Pour comprendre, nous pouvons compter sur trois aides: les communiqués de l'Académie, qui vulgarisent la recherche récompensée, les collègues du service sciences à l'AFP Paris, qui sont là pour nous l'expliquer en termes simples, et internet. Il faut savoir garder la tête froide: n'écrire que ce que l'on comprend, et que ce dont est sûr.

Alors on apprend beaucoup! Et en accéléré. Le Nobel de physique est allé cette année à deux grands noms de la physique quantique. Combien de fois dans ma vie ai-je plaisanté: "je devrais y arriver, c'est pas de la physique quantique"? Pour mon plus grand malheur, je ne m'étais jamais sérieusement demandé ce qu'était la physique quantique. Maintenant, je le sais, grosso modo.

L'infographie, réalisée à Paris, est également vitale pour aider les clients de l'AFP à comprendre ces notions complexes. Ci-dessous celle réalisée pour expliquer les travaux des Nobel de physique 2012, le Français Serge Haroche et l'Américain David Wineland.

Le Nobel de la paix est un cas particulier: il est décerné à Oslo, conformément aux voeux d'Alfred Nobel.

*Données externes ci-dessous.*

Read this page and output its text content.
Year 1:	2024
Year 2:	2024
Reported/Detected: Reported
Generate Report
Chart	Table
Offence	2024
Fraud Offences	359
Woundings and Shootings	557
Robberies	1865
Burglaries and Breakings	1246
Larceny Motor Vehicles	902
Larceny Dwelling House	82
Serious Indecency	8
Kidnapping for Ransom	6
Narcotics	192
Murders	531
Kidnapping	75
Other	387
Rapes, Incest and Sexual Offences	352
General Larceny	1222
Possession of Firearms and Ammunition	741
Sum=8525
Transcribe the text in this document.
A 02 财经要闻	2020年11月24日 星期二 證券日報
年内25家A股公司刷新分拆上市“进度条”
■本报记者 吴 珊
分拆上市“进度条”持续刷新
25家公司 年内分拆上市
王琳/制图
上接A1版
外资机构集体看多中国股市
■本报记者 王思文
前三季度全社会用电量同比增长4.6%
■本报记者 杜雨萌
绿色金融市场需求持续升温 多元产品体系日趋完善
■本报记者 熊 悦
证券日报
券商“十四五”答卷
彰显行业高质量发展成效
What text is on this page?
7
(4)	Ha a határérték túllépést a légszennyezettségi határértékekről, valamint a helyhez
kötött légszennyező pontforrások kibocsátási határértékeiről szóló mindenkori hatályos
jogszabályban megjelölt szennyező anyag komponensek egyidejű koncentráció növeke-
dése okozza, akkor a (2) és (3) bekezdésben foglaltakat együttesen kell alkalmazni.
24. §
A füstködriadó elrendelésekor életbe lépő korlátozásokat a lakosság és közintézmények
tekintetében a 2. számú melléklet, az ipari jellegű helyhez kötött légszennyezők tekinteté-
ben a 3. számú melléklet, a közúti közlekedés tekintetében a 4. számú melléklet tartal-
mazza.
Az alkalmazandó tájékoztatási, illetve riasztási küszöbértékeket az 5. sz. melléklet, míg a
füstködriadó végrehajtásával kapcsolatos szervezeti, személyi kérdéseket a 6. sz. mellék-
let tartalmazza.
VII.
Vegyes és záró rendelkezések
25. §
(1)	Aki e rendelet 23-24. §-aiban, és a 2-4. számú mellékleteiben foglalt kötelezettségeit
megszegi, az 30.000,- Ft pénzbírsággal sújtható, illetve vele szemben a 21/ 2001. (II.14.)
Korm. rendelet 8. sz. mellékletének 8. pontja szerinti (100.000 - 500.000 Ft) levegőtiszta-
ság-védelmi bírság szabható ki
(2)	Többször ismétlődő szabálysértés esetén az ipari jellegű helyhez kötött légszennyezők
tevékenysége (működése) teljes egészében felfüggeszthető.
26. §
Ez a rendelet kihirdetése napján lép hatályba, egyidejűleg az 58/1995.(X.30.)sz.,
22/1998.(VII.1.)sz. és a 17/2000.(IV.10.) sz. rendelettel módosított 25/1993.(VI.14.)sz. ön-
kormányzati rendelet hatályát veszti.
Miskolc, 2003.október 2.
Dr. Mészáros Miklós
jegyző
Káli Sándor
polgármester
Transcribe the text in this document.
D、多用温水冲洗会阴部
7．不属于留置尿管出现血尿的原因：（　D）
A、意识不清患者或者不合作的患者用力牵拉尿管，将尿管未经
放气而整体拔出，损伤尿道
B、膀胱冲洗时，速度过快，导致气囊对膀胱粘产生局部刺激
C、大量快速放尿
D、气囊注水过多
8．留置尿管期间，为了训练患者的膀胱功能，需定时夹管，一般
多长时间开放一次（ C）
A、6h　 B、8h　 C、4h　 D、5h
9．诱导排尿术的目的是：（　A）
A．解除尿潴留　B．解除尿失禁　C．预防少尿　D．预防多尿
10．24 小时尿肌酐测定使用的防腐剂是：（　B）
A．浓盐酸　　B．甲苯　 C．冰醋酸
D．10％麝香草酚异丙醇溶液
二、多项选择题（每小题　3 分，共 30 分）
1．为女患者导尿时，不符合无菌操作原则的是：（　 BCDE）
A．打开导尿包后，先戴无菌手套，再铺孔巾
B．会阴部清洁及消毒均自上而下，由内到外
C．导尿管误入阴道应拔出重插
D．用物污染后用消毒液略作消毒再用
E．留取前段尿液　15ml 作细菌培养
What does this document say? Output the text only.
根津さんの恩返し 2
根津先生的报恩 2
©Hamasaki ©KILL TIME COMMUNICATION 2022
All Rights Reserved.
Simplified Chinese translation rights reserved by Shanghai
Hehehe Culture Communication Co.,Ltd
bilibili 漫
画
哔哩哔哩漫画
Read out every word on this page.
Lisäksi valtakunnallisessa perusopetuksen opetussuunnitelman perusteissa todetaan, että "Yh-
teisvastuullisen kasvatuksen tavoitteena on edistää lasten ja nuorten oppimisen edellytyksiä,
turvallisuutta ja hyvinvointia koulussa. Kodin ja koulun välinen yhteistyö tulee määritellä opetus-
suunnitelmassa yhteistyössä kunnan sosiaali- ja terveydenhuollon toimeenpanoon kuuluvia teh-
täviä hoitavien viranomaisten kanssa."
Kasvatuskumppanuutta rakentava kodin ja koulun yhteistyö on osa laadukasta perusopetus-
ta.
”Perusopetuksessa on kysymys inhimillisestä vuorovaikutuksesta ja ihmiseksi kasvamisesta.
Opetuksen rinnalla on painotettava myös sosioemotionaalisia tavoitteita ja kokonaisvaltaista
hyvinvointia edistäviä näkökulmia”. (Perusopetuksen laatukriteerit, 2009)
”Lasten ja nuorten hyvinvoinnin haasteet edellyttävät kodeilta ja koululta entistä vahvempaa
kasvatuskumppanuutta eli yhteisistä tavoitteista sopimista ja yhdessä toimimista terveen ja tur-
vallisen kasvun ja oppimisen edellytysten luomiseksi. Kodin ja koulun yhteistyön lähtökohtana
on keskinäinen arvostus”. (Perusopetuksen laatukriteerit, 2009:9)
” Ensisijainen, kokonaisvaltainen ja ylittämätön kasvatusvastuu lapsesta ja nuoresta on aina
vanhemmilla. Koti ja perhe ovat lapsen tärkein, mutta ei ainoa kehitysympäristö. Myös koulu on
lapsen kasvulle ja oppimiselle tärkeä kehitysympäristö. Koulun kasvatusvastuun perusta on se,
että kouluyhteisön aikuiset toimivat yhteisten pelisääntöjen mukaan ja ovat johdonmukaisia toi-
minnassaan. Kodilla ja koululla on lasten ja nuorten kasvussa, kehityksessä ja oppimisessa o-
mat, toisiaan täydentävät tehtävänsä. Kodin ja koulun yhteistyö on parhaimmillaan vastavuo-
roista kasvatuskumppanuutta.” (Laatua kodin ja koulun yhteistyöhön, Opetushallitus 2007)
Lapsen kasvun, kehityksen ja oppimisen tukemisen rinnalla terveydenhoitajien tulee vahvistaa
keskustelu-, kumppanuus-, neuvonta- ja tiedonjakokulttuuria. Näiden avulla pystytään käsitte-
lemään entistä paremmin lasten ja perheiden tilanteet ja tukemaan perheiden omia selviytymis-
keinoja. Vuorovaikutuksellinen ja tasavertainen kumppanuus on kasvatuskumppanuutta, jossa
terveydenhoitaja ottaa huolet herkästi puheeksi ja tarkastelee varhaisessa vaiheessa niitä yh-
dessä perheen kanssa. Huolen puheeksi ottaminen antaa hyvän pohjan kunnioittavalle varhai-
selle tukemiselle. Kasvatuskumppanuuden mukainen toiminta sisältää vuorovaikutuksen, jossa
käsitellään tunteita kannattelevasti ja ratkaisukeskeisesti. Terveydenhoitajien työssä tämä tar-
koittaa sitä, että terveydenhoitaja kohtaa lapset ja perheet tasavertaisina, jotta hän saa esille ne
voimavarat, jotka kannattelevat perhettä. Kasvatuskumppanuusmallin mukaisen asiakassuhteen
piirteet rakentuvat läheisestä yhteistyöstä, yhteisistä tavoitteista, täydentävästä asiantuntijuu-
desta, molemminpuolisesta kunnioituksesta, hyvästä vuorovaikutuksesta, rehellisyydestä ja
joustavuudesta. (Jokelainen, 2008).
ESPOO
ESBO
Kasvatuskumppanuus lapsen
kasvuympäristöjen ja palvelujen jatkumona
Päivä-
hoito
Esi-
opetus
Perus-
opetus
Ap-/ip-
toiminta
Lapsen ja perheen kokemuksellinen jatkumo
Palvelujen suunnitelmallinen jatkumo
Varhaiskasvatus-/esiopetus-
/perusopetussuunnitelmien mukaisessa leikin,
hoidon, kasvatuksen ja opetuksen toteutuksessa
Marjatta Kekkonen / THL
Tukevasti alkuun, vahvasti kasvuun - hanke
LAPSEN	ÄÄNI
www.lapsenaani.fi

Notre correspondant en Norvège, Pierre-Henry Deshayes, en connaît les moindres subtilités, alors que pour moi, 2012 était un baptême du feu.

Vous pensez que le Nobel de littérature, parce que vous avez lu des livres, sera plus simple? J'ai trouvé qu'au contraire, il est plus compliqué. D'abord il ne nous arrive pas par messager. Il faut faire confiance à la télévision et internet. Et ce pour limiter les risques de fuite : en 2011 la cote du lauréat-surprise, le poète suédois Tomas Tranströmer, avait flambé sur les sites internet de paris dans les heures précédant l'annonce, alors que tout le monde donnait pour favori le poète syrien Adonis. La source de la fuite présumée n'a jamais été découverte.

Ensuite, et surtout, on entre ici dans le royaume de la subjectivité. Les faits vous prouvent rapidement que John Gurdon et Shinya Yamanaka, Nobel de médecine 2012 pour leurs recherches sur les cellules souches, ont apporté une contribution décisive à la science, et donc à l'humanité. Mais vous devez faire confiance au comité Nobel quant au romancier chinois Mo Yan. Peut-être la postérité fera-t-elle de lui un géant des lettres mondiales. Peut-être pas. Quand on regarde le palmarès, des écrivains consacrés par la légende comme Faulkner (1948), Hemingway (1954) ou Neruda (1971) côtoient des noms largement oubliés.

Hugues Honoré est correspondant de l'AFP à Stockholm.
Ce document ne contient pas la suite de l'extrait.